Kommunistische Partisanen verübten Massenmorde

Ebenso belegte Dreidoppel, daß die lokalen Führer der EAM beziehungsweise ELAS, wie der legendäre Aris Velouchiotis, in den Zonen, die sie kontrollierten, ein brutales Terrorregime errichteten. Hier decken sich die Befunde von Dreidoppel mit den Aussagen des Tagebuchs des kommunistischen Spitzenfunktionärs Dimitris Vlantas, das von Marantzidis und Georgios Antoniou herausgegeben wurde. Vlantas, ein enger Vertrauter des Generalsekretärs der Kommunistischen Partei Griechenlands (KKE), Nikos Zachariadis, vermittelt in seinen Aufzeichnungen ein niederschmetterndes Bild von sich selbst und der Parteiführung: realitätsblind, unberechenbar und menschenverachtend. Vor diesem Hintergrund konnten sich dann Verbrechen wie das Massaker von Meligalas vom 15. September 1944 ereignen, in dessen Verlauf ELAS-Partisanen unter dem Kommando von Velouchiotis bis zu 1.800 gefangengenommene „Sicherheitsbataillonisten“ ermordeten.

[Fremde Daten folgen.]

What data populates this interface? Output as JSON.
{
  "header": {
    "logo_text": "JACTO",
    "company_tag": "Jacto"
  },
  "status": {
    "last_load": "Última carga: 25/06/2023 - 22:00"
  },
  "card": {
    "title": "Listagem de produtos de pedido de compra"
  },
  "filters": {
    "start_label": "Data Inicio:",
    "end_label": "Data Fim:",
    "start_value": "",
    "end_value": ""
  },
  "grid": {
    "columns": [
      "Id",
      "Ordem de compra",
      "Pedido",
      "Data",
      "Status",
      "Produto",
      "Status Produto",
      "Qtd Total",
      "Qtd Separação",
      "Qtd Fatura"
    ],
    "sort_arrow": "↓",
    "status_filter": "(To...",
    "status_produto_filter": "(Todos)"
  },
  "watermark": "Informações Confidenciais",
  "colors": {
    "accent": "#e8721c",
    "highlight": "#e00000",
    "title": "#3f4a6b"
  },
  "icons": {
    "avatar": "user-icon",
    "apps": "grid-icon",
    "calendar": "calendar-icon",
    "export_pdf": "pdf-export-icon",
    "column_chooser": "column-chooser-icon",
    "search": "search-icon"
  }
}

Das freilich hindert die Kritikerschar nicht daran, Kalyvas, Marantzidis, Antoniou und natürlich auch Dreidoppel eine „Dämonisierung“ der griechischen Kommunisten vorzuwerfen, wie das jetzt gerade wieder in einem Aufsatz von Adamantios Skordos von Anfang 2014 geschieht. Der griechische Historikerstreit entpuppt sich als ein Stellvertreterkrieg zwischen der Linken und der Rechten – und bekommt nun noch zusätzliche Brisanz, seitdem in Athen Reparationsforderungen an Deutschland laut werden.